- Presented by: Alicia Barry
- Country of origin: Australia
- Original language: English
- No. of seasons: 9

Production
- Running time: 22 minutes

Original release
- Network: ABC ABC News
- Release: 14 August 2006 – present

= The Business (TV program) =

Australian finance news TV program

The Business is an Australian business and financial news television program broadcast on ABC and ABC News.

The program is hosted by Alicia Barry. It is broadcast four nights a week Monday to Thursday at 8.45pm (AEST/AEDT) weekdays on ABC News and 10.30pm (AEST/AEDT) on ABC.

The program format involves a wrap up of the domestic market movements of the day, feature stories on business news events and usually at least one interview per night with leading business and political figures.

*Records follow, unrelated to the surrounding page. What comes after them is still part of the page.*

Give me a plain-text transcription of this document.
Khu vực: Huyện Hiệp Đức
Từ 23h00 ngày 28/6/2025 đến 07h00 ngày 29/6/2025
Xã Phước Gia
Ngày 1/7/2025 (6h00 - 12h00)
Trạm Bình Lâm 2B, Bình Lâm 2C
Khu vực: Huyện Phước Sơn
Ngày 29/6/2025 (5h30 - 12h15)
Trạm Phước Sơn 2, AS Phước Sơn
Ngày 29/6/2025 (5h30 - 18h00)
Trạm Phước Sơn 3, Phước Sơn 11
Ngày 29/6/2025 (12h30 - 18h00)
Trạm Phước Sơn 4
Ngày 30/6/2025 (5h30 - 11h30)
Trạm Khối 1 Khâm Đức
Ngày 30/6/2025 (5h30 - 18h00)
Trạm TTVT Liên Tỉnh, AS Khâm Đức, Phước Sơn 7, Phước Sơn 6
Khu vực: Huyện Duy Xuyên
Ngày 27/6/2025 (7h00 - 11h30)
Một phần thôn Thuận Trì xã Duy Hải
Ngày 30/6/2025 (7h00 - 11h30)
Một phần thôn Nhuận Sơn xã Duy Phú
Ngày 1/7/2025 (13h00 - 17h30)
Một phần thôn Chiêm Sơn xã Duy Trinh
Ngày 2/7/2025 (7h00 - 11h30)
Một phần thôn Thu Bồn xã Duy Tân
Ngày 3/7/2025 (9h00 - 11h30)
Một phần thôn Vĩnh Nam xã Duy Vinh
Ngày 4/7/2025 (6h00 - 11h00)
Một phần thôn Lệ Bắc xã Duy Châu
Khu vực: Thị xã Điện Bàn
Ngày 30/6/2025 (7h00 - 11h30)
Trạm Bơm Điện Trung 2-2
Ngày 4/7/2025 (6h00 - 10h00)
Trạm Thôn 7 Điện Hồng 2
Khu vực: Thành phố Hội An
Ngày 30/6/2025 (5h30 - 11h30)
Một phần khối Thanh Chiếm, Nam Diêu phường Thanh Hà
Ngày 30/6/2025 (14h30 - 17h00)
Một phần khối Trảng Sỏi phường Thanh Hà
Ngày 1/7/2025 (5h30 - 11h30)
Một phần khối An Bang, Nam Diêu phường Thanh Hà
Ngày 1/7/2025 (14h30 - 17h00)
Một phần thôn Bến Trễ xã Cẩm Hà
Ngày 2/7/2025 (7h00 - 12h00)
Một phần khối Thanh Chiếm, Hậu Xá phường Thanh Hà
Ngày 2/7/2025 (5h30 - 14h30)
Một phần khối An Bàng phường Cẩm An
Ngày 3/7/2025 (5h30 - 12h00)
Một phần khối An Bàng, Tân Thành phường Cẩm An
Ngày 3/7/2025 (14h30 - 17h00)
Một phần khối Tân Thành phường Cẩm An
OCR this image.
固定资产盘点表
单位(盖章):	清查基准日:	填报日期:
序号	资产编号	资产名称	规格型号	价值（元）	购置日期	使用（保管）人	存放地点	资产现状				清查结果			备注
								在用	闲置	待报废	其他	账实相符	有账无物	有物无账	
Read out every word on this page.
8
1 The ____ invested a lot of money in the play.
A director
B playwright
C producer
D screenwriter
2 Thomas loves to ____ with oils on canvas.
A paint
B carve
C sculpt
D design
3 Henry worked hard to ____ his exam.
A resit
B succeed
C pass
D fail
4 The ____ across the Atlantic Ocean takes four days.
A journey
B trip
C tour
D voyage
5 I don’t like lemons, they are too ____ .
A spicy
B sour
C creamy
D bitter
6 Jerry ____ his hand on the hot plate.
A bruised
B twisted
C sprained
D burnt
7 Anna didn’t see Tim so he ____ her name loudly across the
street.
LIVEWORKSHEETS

The programme also features overseas market news and analysis from major stock exchanges. It is broadcast from the ABC's Sydney studio in Ultimo.

==History==
The program launched on 14 August 2006 as Lateline Business and was rebranded as The Business in January 2012. In May 2010, host Ali Moore left Lateline Business to host Afternoon Live on ABC News and was replaced by Ticky Fullerton.

In December 2016, Ticky Fullerton resigned from the ABC and Elysse Morgan replaced her.

In December 2022, Elysse Morgan resigned from the ABC after 15 years.